Un recente articolo del New Yorker, “The Pain of Perfectionism” (2025), mostra come il perfezionismo non sia un ideale nobile, ma un meccanismo di sopravvivenza psicologica radicato nella paura di essere inadeguati. Non è la ricerca del meglio: è il terrore dell’errore. L’articolo distingue tre forme di perfezionismo (self-orientedother-orientedsocially prescribed) e documenta le conseguenze psicologiche e fisiche: ansia, depressione, isolamento, esaurimento.

Nel contesto organizzativo, il perfezionismo è celebrato come eccellenza, ma produce paura di sbagliare che porta al rifiuto del cambiamento e dunque alla mancanza di innovazione, ritardi decisionali e una cultura della paura.

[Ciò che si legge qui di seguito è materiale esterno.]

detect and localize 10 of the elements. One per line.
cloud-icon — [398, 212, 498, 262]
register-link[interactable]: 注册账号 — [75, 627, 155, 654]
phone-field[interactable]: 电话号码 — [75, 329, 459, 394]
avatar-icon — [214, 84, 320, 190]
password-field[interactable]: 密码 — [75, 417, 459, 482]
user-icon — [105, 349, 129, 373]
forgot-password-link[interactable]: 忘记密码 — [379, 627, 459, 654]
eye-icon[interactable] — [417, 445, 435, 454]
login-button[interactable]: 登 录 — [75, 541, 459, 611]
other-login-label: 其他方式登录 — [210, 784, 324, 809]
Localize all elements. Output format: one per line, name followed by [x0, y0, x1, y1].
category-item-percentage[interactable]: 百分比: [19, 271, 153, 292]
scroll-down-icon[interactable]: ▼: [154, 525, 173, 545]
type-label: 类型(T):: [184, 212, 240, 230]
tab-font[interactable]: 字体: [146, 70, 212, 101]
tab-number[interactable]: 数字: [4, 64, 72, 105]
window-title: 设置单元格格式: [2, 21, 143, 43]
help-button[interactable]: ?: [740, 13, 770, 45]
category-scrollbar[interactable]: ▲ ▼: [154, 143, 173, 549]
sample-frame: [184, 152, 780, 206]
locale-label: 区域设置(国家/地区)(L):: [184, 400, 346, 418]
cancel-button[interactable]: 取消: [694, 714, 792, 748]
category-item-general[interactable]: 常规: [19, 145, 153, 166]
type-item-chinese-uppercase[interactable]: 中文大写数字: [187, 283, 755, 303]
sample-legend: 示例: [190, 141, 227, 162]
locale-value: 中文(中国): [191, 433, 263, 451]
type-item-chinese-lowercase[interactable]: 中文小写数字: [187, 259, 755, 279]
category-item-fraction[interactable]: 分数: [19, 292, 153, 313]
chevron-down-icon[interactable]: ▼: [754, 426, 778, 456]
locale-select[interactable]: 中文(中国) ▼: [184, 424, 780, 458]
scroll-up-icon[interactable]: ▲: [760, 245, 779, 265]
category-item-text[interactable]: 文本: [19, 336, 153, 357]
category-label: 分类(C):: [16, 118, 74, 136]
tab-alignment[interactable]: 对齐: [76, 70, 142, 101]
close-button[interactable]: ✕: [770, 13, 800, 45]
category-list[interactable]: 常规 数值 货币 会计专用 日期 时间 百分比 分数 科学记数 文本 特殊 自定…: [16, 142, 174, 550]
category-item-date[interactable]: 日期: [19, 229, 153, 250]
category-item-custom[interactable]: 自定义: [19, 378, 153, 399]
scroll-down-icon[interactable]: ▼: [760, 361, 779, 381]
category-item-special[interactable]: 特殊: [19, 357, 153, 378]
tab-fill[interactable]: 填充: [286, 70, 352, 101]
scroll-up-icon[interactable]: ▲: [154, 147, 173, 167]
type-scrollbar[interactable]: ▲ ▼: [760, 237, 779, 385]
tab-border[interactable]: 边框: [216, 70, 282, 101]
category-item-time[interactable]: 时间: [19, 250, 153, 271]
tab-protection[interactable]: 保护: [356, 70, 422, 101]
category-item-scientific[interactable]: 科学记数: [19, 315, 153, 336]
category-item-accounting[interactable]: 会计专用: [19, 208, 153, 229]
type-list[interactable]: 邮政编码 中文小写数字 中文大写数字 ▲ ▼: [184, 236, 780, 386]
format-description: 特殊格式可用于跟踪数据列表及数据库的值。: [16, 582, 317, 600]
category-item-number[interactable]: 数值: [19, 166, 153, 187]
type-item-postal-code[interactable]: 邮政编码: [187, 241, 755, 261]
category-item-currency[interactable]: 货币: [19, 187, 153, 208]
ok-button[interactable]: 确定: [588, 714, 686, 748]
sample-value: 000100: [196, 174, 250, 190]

Le organizzazioni perfezioniste non sbagliano meno: semplicemente nascondono di più.

Il perfezionismo, come discusso nel New Yorker, rivela come la ricerca dell’eccellenza assoluta non rafforzi affatto l’organizzazione: la irrigidisce e la espone a fallimenti cognitivi ed emotivi. Non è spinta al miglioramento, ma alla paura di confrontarsi con l’inatteso che potrebbe mettere in discussione i principi su cui si regge l’organizzazione, rivelando di non essere all’altezza delle sfide, generando ansia, frustrazione e riduzione della creatività. Riconoscere i limiti del processo decisionale e il valore dell’errore come occasione di apprendimento significa dunque aprirsi a un ventaglio di opportunità che rinforzano le probabilità dell’organizzazione di perdurare dinamicamente nel tempo.

Il concetto di good enough introduce dunque un’alternativa generativa: un’organizzazione che funziona abbastanza bene da poter apprendere, correggersi e continuare a muoversi. Non mira alla perfezione, ma alla sostenibilità della propria evoluzione. La sua forza risiede nella capacità di adattarsi rapidamente, mantenere permeabilità cognitiva e costruire affidabilità relazionale.

Una forza autentica emerge quando l’organizzazione si riconosce e accetta l’imperfezione delle sue relazioni interne. Conoscersi non serve a piacersi, ma a prevedersi, riducendo l’incertezza e permettendo la cooperazione pragmatica. La disillusione reciproca non indebolisce il gruppo: gli consente di maturare, di superare l’idealizzazione per costruire un coordinamento adulto, fondato su ruoli chiari, comunicazione funzionale e responsabilità condivisa. Che sia questa la vera eccellenza?